«Les mêmes règles pour tout le monde»

15 Février 2018 Par Frédéric Antzorn
Ouverture des commerces
«En matière de commerce, aucun secteur ne doit être privilégié par rapport à un autre», indique Tom Oberweis, qui préside la Chambre des métiers.
(Photo: Olivier Minaire / archives)

L’autorisation par le ministère de l’Économie d’accorder les heures d’ouverture plus larges aux métiers de bouche a fait réagir ce jeudi la Chambre des métiers ainsi que la Confédération du commerce luxembourgeois (CLC).

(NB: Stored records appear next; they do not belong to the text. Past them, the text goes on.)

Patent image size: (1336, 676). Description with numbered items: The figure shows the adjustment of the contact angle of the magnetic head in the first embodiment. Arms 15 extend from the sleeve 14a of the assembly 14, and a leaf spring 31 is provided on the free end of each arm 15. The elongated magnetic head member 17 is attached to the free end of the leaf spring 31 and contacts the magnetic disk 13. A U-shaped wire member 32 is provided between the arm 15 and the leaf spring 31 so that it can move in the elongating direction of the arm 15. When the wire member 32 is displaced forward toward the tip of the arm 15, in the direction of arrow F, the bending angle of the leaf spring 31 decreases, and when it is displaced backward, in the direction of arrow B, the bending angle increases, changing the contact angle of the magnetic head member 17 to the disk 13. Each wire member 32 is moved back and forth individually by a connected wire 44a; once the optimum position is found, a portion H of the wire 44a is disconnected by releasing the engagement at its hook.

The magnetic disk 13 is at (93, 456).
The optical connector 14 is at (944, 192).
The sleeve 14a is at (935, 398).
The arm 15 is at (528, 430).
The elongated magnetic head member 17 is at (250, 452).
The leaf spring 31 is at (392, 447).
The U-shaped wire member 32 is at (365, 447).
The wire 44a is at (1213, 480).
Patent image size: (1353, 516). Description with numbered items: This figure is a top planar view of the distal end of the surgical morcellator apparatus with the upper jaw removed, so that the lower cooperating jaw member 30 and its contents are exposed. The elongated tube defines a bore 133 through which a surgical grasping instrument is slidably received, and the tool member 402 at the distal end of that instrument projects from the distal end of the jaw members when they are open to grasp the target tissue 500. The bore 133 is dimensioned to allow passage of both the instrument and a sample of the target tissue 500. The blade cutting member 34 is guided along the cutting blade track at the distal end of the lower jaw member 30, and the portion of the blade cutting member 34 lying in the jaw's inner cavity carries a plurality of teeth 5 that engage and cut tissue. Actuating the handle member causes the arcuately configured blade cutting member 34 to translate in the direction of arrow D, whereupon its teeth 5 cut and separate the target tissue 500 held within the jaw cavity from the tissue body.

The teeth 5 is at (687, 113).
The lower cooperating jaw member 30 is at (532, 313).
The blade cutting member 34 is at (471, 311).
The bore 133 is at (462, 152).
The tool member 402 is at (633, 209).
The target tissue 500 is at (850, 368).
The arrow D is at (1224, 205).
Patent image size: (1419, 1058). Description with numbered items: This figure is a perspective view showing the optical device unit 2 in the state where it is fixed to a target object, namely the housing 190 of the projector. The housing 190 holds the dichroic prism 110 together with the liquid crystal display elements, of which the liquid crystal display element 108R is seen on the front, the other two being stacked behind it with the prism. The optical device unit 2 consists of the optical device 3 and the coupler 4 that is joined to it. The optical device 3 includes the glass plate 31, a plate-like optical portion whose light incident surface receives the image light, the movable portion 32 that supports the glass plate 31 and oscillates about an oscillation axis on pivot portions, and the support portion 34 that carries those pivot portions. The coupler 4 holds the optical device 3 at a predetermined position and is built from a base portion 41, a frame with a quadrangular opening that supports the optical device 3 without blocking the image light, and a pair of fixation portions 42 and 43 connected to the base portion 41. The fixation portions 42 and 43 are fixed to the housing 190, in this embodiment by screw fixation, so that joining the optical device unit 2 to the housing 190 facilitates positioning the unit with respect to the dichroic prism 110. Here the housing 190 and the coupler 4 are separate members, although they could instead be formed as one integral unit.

Le président de la Chambre des métiers a salué ce jeudi la décision annoncée la veille par le ministère de l’Économie d’accorder aux boulangers, pâtissiers, bouchers, glaciers et traiteurs la permission d’ouvrir de 4 h à 21 h en 2018, avant un toilettage de la loi sur les commerces qui date de 1995.

Son président, Tom Oberweis, rappelle avoir toujours soutenu cette démarche qui avait fait l’objet d’une demande de dérogation d’abord de la part d’un boulanger de Differdange, en 2015, puis fin 2017 – alors que la Cour constitutionnelle s’était prononcée contre la discrimination entre stations-service et boulangeries – d’une autre demande, émanant cette fois de la Fédération des artisans pour l’ensemble des métiers de bouche.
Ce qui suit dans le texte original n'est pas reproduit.